We were told in evidence from PricewaterhouseCoopers that that information was all that it had to work on, and that it could get no more details. The evidence that we have received from our expert is along exactly the same lines: comparisons cannot be made between the two tables. The difficulty for the committee is, how on earth are we to know if the figures are right when we do not know what is in there?
No. We do not know the components of cost in the marketplace.
That is right. That is important.
We know what we think our costs would be, but the listed market price is a firm one, because a market price has been established.
That is on the record. We will move to Brian Fitzpatrick on the same matter.
I am not sure that I follow that criticism or share it, certainly as far as PricewaterhouseCoopers is concerned. We received clear evidence from PricewaterhouseCoopers about the basis on which it proceeded.

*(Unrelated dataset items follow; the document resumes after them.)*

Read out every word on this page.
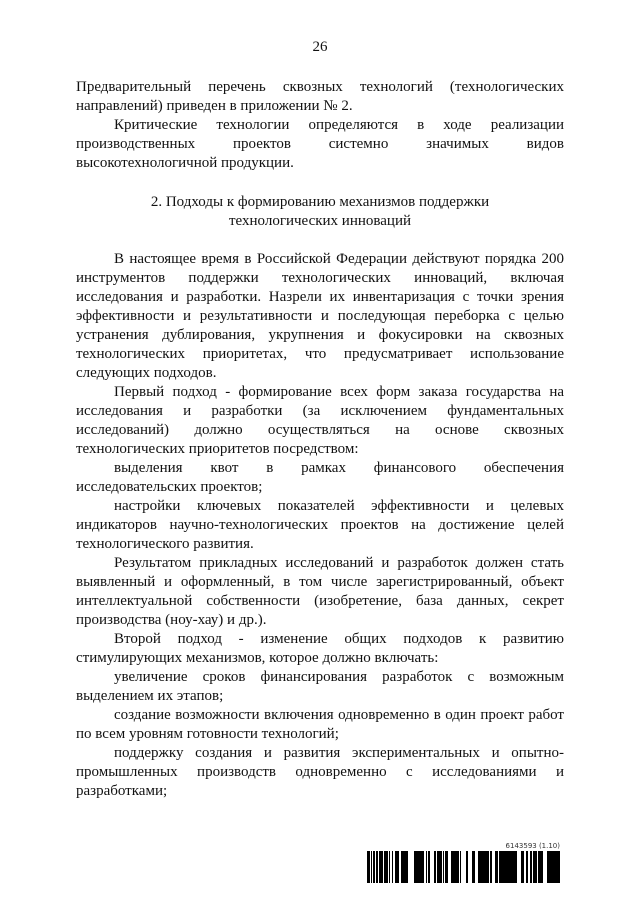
26

Предварительный перечень сквозных технологий (технологических направлений) приведен в приложении № 2.

Критические технологии определяются в ходе реализации производственных проектов системно значимых видов высокотехнологичной продукции.

2. Подходы к формированию механизмов поддержки
технологических инноваций

В настоящее время в Российской Федерации действуют порядка 200 инструментов поддержки технологических инноваций, включая исследования и разработки. Назрели их инвентаризация с точки зрения эффективности и результативности и последующая переборка с целью устранения дублирования, укрупнения и фокусировки на сквозных технологических приоритетах, что предусматривает использование следующих подходов.

Первый подход - формирование всех форм заказа государства на исследования и разработки (за исключением фундаментальных исследований) должно осуществляться на основе сквозных технологических приоритетов посредством:

выделения квот в рамках финансового обеспечения исследовательских проектов;

настройки ключевых показателей эффективности и целевых индикаторов научно-технологических проектов на достижение целей технологического развития.

Результатом прикладных исследований и разработок должен стать выявленный и оформленный, в том числе зарегистрированный, объект интеллектуальной собственности (изобретение, база данных, секрет производства (ноу-хау) и др.).

Второй подход - изменение общих подходов к развитию стимулирующих механизмов, которое должно включать:

увеличение сроков финансирования разработок с возможным выделением их этапов;

создание возможности включения одновременно в один проект работ по всем уровням готовности технологий;

поддержку создания и развития экспериментальных и опытно-промышленных производств одновременно с исследованиями и разработками;

6143593 (1.10)
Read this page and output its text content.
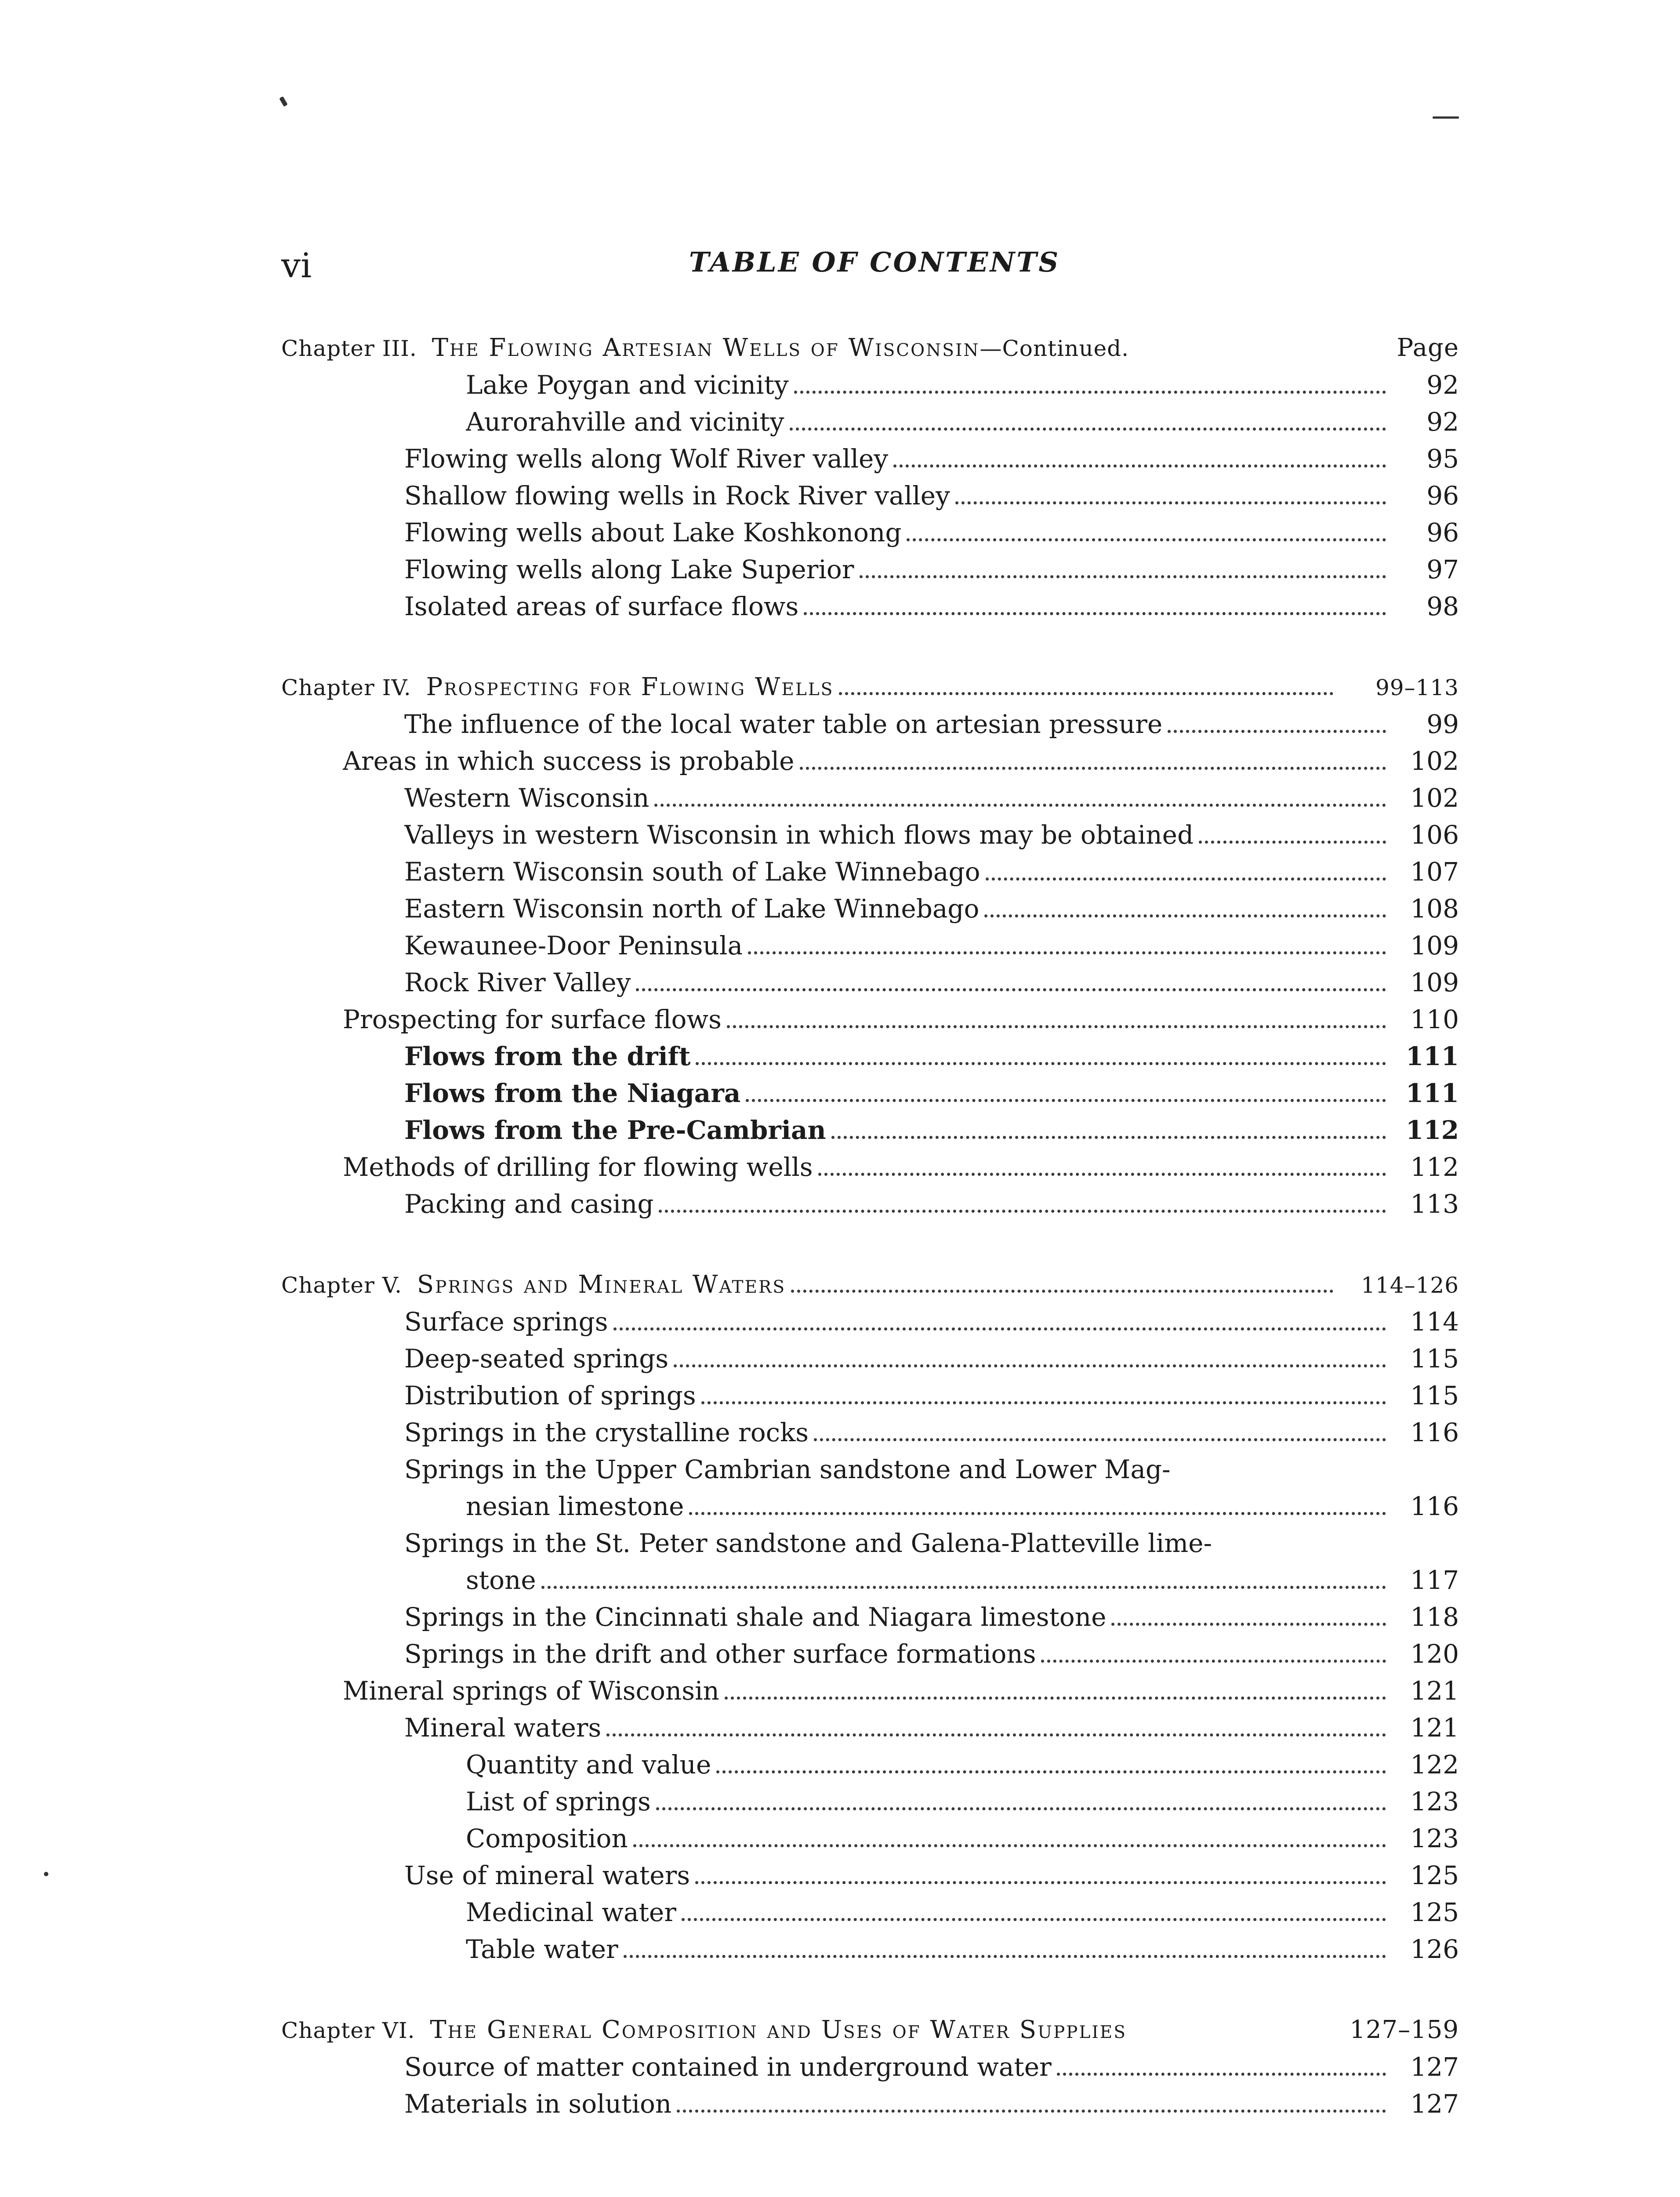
vi	TABLE OF CONTENTS
Chapter III. The Flowing Artesian Wells of Wisconsin—Continued.	Page
Lake Poygan and vicinity	92
Aurorahville and vicinity	92
Flowing wells along Wolf River valley	95
Shallow flowing wells in Rock River valley	96
Flowing wells about Lake Koshkonong	96
Flowing wells along Lake Superior	97
Isolated areas of surface flows	98
Chapter IV. Prospecting for Flowing Wells	99–113
The influence of the local water table on artesian pressure	99
Areas in which success is probable	102
Western Wisconsin	102
Valleys in western Wisconsin in which flows may be obtained	106
Eastern Wisconsin south of Lake Winnebago	107
Eastern Wisconsin north of Lake Winnebago	108
Kewaunee-Door Peninsula	109
Rock River Valley	109
Prospecting for surface flows	110
Flows from the drift	111
Flows from the Niagara	111
Flows from the Pre-Cambrian	112
Methods of drilling for flowing wells	112
Packing and casing	113
Chapter V. Springs and Mineral Waters	114–126
Surface springs	114
Deep-seated springs	115
Distribution of springs	115
Springs in the crystalline rocks	116
Springs in the Upper Cambrian sandstone and Lower Mag-
nesian limestone	116
Springs in the St. Peter sandstone and Galena-Platteville lime-
stone	117
Springs in the Cincinnati shale and Niagara limestone	118
Springs in the drift and other surface formations	120
Mineral springs of Wisconsin	121
Mineral waters	121
Quantity and value	122
List of springs	123
Composition	123
Use of mineral waters	125
Medicinal water	125
Table water	126
Chapter VI. The General Composition and Uses of Water Supplies	127–159
Source of matter contained in underground water	127
Materials in solution	127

In a number of areas where there has been a monopoly practice, costs are higher than when there has been competition. We are talking about a monopoly situation over decades. That is one factor.
I agree. Most of the people on the Prison Service board have been public sector servants, as I have been for 30 years or more. The figures are not comforting at all, but inertia and resistance to change are features of monopolies, and we are no different from any other monopoly in that respect. The first thing to do is to face up to the fact that differences exist—I will not pretend that they do not exist, because they do—but the solutions are not simple, given that we start from where we are, not from where we would like to be.
I am conscious that we have hit the deadline, minister. We want to see you and the chief executive of the SPS again, so I will make arrangements with your offices to have you back. I will put three preliminary questions to you, which will help the committee. Do you envisage there being an extension to the consultation period?
Not formally. If the committee produces its report after 12 June but before the beginning of the summer recess, we will not gazump the committee by announcing a decision before we have had an opportunity to consider its report.
Can you give us guidance on when you expect to make a final decision on the future of the prison estate?
No. You mentioned earlier the impact of delays. We want to minimise delays, but equally, if important issues are raised in the consultation, I have given a clear undertaking that I will consider them. For example, if important new evidence is obtained from Belgium or wherever—
And Belize.
I think that he is angling.
Belize? I think that Michael Matheson feels a visit coming on.
Do you intend to hold a parliamentary debate on the consultation exercise, and at what stage?
That is a matter for the Parliamentary Bureau, but there have been indications that there will be a parliamentary debate in Executive time, or perhaps a debate on the committee's report. Undoubtedly, there will have to be a parliamentary debate.
But given what you are saying, you are looking at early next year or late this year.
Early next year might be leaving it too late.
So we are looking at late this year, around November or December. I am trying to determine what time scale we are looking at.
Having got it wrong so often in saying when the prison estates review was coming out, I will resist the temptation to comment.
Thank you both.
Meeting continued in private until 12:18.